IAPP: With so much focus on safeguarding customer information, why is HR privacy even an issue?
Gordon: HR privacy should be a major concern of every organization for several reasons. Virtually all class-action litigation involving the compromise of customers’ personal data has been unsuccessful because of the absence of any actual damages. By contrast, privacy violations involving employee personal data often do result in cognizable injuries, including loss of employment and emotional distress. The risk of significant damages is particularly high in the employment context because employers maintain not only the full range of personal identifiers but also financial information and very sensitive health information. In addition, security breaches involving employee personal data can have a negative impact on employee morale, and employees, unlike consumers, can easily express their disgruntlement to senior management. While the potential exposure is high, developments in technology and recently enacted legislation have complicated employer’s compliance obligations, further increasing their exposure to liability.

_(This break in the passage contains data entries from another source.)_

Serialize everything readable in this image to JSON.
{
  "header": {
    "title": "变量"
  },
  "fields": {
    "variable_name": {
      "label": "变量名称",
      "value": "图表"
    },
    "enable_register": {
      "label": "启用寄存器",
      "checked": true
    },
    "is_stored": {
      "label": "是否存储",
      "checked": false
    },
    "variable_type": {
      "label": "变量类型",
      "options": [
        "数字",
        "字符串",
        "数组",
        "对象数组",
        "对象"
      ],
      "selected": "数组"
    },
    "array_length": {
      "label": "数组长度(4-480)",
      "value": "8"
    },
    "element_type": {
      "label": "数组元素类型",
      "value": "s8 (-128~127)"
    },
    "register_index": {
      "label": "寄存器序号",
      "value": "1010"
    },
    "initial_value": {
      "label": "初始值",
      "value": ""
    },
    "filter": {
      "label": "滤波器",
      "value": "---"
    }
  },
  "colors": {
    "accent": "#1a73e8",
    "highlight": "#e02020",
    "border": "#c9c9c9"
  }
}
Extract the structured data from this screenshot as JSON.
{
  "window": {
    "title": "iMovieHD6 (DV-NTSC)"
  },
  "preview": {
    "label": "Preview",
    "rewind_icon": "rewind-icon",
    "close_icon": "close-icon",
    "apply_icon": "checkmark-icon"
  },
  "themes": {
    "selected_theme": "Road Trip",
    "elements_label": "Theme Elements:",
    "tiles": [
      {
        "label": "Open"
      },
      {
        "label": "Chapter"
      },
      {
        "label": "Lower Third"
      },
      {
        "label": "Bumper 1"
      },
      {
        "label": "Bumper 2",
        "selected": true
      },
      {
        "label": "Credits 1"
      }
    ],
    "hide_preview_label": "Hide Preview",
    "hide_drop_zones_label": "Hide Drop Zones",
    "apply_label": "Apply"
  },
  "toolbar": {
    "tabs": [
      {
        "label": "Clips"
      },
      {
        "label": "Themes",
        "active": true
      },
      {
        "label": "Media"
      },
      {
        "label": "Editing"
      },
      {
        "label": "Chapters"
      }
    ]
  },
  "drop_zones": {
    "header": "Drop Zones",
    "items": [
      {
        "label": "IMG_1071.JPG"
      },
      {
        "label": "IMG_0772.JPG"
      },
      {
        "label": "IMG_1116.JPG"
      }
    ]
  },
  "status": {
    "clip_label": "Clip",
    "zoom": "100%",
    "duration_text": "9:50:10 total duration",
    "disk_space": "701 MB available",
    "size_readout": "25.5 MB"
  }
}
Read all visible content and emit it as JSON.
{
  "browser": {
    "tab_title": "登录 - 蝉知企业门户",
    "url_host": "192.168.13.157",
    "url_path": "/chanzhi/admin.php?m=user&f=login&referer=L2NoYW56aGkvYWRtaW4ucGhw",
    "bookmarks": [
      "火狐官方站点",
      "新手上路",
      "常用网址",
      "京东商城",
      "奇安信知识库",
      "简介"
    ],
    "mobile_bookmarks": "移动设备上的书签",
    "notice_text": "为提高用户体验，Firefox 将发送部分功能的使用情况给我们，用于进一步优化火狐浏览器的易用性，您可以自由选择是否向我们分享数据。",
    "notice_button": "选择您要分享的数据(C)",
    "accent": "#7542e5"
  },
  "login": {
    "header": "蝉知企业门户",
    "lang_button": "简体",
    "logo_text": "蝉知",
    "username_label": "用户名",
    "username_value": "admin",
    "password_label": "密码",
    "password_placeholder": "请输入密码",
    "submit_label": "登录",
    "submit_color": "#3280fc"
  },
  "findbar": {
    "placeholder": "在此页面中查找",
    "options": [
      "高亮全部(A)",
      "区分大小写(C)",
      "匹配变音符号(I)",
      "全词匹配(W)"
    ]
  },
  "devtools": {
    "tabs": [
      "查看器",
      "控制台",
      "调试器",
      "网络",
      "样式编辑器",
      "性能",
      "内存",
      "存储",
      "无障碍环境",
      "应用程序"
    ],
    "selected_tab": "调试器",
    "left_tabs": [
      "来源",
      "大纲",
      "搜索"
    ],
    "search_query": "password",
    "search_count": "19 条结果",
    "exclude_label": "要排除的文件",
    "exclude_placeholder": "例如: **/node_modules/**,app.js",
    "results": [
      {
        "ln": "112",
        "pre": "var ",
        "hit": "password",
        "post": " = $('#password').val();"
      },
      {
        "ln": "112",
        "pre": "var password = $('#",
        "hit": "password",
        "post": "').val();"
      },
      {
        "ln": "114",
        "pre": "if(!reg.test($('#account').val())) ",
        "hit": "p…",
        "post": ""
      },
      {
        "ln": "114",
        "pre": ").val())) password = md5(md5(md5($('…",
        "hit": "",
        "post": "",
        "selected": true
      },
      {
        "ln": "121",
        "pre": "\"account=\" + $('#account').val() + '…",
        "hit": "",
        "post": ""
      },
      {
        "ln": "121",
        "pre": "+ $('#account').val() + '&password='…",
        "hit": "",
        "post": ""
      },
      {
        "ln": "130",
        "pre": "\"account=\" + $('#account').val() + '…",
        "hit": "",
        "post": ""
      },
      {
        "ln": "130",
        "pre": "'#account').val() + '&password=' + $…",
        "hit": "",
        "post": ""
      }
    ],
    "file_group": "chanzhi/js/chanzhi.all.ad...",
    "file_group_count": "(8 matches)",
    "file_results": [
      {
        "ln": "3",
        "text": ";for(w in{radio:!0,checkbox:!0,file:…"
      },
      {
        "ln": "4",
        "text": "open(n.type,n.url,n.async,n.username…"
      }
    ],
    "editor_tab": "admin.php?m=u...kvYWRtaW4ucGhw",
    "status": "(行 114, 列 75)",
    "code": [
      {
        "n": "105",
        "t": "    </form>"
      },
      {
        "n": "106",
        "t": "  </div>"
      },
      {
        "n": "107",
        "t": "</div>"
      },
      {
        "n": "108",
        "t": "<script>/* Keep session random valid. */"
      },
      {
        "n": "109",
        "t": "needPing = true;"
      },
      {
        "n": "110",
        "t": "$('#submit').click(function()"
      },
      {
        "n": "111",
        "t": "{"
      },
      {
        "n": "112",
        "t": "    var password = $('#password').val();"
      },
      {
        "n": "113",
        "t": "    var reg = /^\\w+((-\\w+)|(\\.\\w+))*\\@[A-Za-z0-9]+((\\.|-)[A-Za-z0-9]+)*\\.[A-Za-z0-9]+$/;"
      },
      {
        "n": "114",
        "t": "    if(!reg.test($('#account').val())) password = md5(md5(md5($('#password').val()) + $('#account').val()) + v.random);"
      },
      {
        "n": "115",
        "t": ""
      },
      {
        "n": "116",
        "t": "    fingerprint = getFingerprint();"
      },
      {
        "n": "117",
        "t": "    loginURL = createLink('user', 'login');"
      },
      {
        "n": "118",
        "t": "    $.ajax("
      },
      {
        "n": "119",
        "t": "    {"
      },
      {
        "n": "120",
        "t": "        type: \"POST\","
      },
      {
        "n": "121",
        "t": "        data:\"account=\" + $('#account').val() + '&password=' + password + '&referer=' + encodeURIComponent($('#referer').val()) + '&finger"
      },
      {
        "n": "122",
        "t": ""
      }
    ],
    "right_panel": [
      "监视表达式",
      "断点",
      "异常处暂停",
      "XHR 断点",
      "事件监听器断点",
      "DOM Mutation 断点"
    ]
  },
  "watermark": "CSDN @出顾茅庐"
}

IAPP: Could you provide some examples of recent developments that have a significant impact on HR privacy compliance and employers’ exposure to liability for privacy violations?
Gordon: Employers are struggling to find the right approach for addressing text messaging in the workplace and the variety of Web 2.0 communications platforms. Unlike e-mail, text messaging almost always is transmitted through, and stored at, a third-party service provider. The laws governing access to electronic communications stored at a service provider impose substantial restrictions on employers. These restrictions do not apply when accessing communications stored on the corporate network. Social networking is particularly challenging for employers, especially as employees form their own networks, because personal profiles often blur the line between “private” and work life while, at the same time, permitting employees to communicate messages that senior management views as contrary to the organization’s interests.
On the legal side, we have the passage in February 2009 of significant amendments to HIPAA, which will have an impact on every employer that sponsors a HIPAA-covered benefit plan. In November, the Genetic Information Non-Discrimination Act of 2009 (GINA) will become effective. GINA will raise significant compliance challenges because the Act defines “genetic information” to include several categories of information that most privacy and HR professionals might not think of as “genetic” in nature, such as certain FMLA certifications. I will cover these technological and legal developments at the Practical Privacy Series in a presentation entitled, “On the Cutting Edge: The Top Five Developments For 2009.”